Spain Has First General Strike in Decade as Europe Marches
Spanish workers disrupted transport and television broadcasts in the first general strike in eight years as demonstrators marched in a dozen European cities against government spending cuts.
More than 100,000 protesters descended on Brussels before a meeting between union members and European Commission President Jose Barroso, organizers said. In Athens, rail, communications and port workers struck. Police in Dublin made an arrest after a truck damaged the front gates of the parliament building.
Spain’s two biggest unions said 72 percent of workers joined the strike, including 65 percent in the energy sector and 82 percent in the airline industry, according to Jose Javier Cubillo of the UGT union. Labor Minister Celestino Corbacho said the strike had a “moderate” impact, with 7.5 percent of state workers and “almost 100 percent” of auto workers joining the walkout. Power demand was 17 percent below a forecast made by grid operator Red Electrica Corp. SA based on usual demand, as of 6:20 p.m.
“The strike has been an unquestionable success,” Ignacio Fernandez Toxo, head of the CCOO union, told a news conference in Madrid. He called on the government to abandon plans to raise the retirement age and to revise the 2011 budget that goes to parliament tomorrow.
Spanish unions turned against the Socialist Prime Minister Jose Luis Rodriguez Zapatero, a former ally, after he enacted the deepest budget reductions in at least three decades and weakened job security to cut Europe’s highest unemployment rate. Zapatero’s about-face stemmed from demands from investors and European partners that he narrow the budget shortfall after the Greek debt crisis.
The extra yield investors demand to hold Spanish 10-year bonds instead of German equivalents rose to 196 basis points today, compared with 193 basis points yesterday and a two-month low of 137 basis points on July 27. Moody’s Investors Service is due to complete a review of Spain’s credit rating tomorrow, the same day the budget goes to Parliament.
“A disappointing budget combined with an effective general strike and a rating review on 30 September could supply that catalyst” for investors to sell Spanish debt, said Robert Crossley, a fixed-income strategist at Citigroup Inc. in London.
Governments across Europe are imposing austerity to rein in deficits accrued as leaders implemented stimulus programs to pull their economies out of the worst recession in six decades. French unions are planning further protests against President Nicolas Sarkozy’s plan to raise the retirement age, following two strikes on Sept. 7 and 23.
Protesters set a police car alight and torched dumpsters in Barcelona, where eight people were arrested, a police spokesman said. In Madrid, 38 people were detained for damaging property and gluing up doorways, while police identified 1,500 people who formed pickets, a spokesman for the government’s representative in the Madrid region said in a telephone interview.
Telemadrid, the television station of the Madrid region, stopped broadcasting because of the strike. Newspapers kiosks in central Madrid were closed or without newspapers, even as stores opened and the metro operated.

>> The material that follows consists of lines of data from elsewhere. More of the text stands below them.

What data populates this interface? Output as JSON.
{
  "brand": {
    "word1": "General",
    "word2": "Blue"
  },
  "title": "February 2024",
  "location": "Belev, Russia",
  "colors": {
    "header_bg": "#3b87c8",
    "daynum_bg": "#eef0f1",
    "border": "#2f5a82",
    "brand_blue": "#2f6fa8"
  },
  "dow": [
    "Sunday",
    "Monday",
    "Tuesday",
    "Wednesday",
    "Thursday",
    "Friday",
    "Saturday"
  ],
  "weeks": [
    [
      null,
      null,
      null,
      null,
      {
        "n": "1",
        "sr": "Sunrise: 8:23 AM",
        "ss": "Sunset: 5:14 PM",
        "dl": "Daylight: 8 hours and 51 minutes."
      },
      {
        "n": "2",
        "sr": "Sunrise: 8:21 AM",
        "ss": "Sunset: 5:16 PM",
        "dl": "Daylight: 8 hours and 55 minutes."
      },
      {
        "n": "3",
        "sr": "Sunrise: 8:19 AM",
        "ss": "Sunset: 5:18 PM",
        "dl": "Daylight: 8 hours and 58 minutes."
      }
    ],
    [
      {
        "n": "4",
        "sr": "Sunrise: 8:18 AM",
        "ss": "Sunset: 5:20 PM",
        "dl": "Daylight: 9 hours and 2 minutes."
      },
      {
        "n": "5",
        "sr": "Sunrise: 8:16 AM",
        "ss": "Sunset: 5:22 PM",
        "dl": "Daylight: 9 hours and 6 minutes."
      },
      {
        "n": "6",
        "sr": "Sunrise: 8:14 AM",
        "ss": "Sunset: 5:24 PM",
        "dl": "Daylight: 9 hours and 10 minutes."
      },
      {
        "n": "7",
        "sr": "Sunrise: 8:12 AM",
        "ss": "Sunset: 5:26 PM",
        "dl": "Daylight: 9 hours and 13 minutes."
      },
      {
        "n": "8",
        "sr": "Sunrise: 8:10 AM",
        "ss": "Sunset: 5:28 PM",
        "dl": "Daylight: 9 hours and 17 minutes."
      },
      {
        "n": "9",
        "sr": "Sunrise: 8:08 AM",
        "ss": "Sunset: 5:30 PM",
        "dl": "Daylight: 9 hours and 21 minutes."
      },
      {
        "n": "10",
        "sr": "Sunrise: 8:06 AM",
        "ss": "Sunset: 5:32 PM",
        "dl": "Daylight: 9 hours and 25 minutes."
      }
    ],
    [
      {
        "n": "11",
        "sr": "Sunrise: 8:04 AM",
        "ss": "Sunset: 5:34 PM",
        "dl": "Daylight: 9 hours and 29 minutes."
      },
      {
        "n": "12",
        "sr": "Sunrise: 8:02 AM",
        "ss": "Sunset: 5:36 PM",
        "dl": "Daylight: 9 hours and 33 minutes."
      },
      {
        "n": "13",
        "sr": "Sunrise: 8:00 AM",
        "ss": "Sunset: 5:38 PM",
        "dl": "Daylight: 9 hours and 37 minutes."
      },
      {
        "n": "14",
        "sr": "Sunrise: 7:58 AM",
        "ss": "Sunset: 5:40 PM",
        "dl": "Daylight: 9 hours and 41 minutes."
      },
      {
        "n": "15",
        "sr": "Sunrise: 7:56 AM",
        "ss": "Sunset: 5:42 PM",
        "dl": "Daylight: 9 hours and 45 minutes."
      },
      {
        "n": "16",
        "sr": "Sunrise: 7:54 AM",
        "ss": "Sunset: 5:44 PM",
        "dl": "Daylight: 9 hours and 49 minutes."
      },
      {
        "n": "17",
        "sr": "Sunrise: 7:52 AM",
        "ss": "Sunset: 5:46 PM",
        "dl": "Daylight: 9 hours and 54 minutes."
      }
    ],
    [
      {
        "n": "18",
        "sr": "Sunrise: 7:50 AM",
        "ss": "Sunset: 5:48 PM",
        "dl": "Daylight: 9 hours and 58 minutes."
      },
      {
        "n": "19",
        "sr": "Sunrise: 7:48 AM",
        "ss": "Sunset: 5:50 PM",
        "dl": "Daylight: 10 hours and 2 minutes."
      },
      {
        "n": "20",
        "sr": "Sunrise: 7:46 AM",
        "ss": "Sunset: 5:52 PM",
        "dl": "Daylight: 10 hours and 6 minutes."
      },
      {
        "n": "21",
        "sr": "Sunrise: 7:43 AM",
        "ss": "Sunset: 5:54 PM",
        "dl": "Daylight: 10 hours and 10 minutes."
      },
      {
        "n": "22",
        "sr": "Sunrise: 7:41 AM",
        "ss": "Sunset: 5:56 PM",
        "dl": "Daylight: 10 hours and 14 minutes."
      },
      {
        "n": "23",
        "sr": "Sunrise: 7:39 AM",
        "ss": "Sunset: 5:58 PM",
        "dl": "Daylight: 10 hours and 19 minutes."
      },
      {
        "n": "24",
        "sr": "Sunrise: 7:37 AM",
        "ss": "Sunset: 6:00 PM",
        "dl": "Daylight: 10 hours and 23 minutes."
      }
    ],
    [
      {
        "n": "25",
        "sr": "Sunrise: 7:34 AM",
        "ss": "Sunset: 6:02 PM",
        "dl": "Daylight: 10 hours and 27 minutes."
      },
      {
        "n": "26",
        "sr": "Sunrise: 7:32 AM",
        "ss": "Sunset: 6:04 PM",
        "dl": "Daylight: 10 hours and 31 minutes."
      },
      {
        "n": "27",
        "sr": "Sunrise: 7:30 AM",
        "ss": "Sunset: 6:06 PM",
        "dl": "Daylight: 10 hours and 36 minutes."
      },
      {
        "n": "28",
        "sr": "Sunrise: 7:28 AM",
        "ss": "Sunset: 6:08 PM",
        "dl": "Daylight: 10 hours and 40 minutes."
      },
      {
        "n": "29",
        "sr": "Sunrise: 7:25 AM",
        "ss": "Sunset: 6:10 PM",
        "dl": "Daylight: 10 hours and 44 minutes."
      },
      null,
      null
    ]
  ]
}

Corbacho said 21 percent of transport workers joined the walkout. Frankfurt airport canceled 22 flights because of the Spanish strike and Iberia Lineas Aereas de Espana SA said it would operate 35 percent of its flights.
Repsol YPF SA, the country’s biggest oil company, said production at its refineries wasn’t disrupted. Cia Espanola de Petroleos SA said its refinery in Huelva operated normally while EDP-Energias de Portugal SA said its plants hadn’t been affected. About 3.9 percent of banking staff joined the walkout, said a spokeswoman for the Spanish Banking Association, which represents commercial lenders.
The government had negotiated minimum services with unions, including 25 percent services on suburban rail lines, and Corbacho said today that agreed services were being provided.
The turnout cited by unions was higher than participation levels forecast in a poll in El Pais newspaper on Sept. 5. Just 9 percent of workers “definitely” planned to join the walkout, according to the poll, down from 15 percent in a July survey. Fifty-five percent were sure they won’t join today’s protest, up from 50 percent two months ago.
After defending higher pensions, subsidies for new mothers and benefits for people caring for dependents since winning power in 2004, Zapatero cut public wages by 5 percent in June and froze all but the lowest pensions for 2011.
The prime minister aims to cut the euro region’s third- largest budget deficit to 6 percent of gross domestic product in 2011 from 11.1 percent last year. The budget plan will be voted on next month in Parliament, where the ruling Socialists don’t have a majority and are negotiating with lawmakers from smaller parties for support.
The government has said that the strike won’t make it change direction and the labor overhaul that unions are protesting is already in force. Zapatero repeated today that he wants to include unions in negotiations on an overhaul to the pension system that he plans by the end of the year.
A public-sector strike on June 8 received the backing of 12 percent of workers, according to the government, or 75 percent according to the two unions. Total union membership in Spain is 14 percent, according to data from the Organization of Economic Cooperation and Development. That compares with 24 percent in Greece and 33 percent in Italy, the OECD figures show.